At public rallies both in Maharashtra and Haryana, the Prime Minister mentioned the move in J&K and reached out to the crowd: “Was it necessary? Did Modi do the right thing? Was it not for this (that) you put Modi in power?” In contrast, he told them, Opposition leaders were very unhappy. “Their faces have shrunk, they feel hurt, they are very upset. They ask how did Article 370 is an issue in Maharashtra? What does Maharashtra have to do with it?”
Regaining “India’s lost glory” was a promise that prominently figured in Modi’s Lok Sabha poll speeches. This time, too, his refrain was that the Congress is no longer a party of nationalists and patriots. “I am told Congress party has started giving special lessons on nationalism to its workers. I don’t know whether I should cry or laugh. It means that today’s Congress is no longer a party of patriots. Due to dynasticism, Congress is unable to see nationalism.”
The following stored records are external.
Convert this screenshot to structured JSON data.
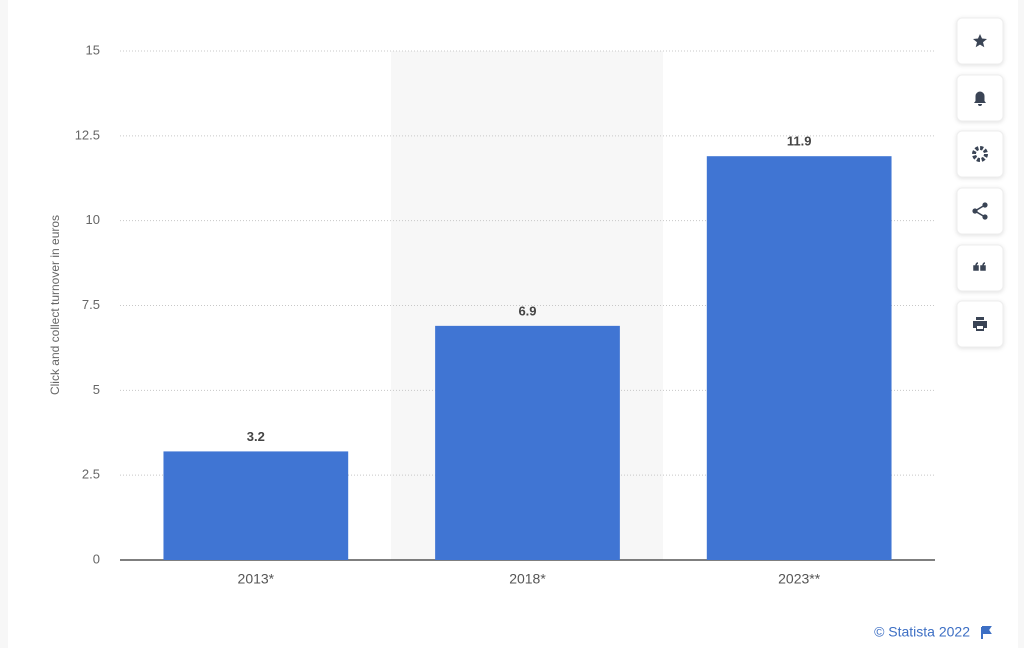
{
  "chart_data": {
    "type": "bar",
    "y_axis_label": "Click and collect turnover in euros",
    "categories": [
      "2013*",
      "2018*",
      "2023**"
    ],
    "values": [
      3.2,
      6.9,
      11.9
    ],
    "color": "#4075d3",
    "ylim": [
      0,
      15
    ],
    "yticks": [
      0,
      2.5,
      5,
      7.5,
      10,
      12.5,
      15
    ],
    "grid": true,
    "credit": "© Statista 2022"
  }
}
His appreciation for Chief Minister Devendra Fadnavis was a key theme. In his speech in Panvel, Modi sought the re-election of Fadnavis: “Narendra-Devendra formula was a super hit in five years. Devendra and Narendra together is not 1+1=2, it is 1 and 1 which is 11. This strength of 11 will take Maharashtra to new heights.”
As in his Lok Sabha poll speeches, he referred to welfare schemes initiated by his government in its first term but for the state poll campaign, he added that the state government had supported and taken forward these programmes. His speeches, both in Maharashtra and Haryana, began with evoking local deities and heroes Raj Rajeswhar Bhawan in Akola, Jyotirao Phule and Chhatrapati Shivaji in other places. If the Congress’s failure to confer Bharat Ratna on B R Ambedkar was the issue frequently referred to in his earlier speeches, the recent ones slammed the party for not honouring Veer Savarkar and Chotu Ram, a prominent Jat leader.
While his speeches ahead of Lok Sabha elections highlighted action against “naamdar”, a reference to the Gandhi family, in his Assembly campaign speeches, Modi told the crowd “we have ensured that they reach the prison doors, we will put them in jail soon.”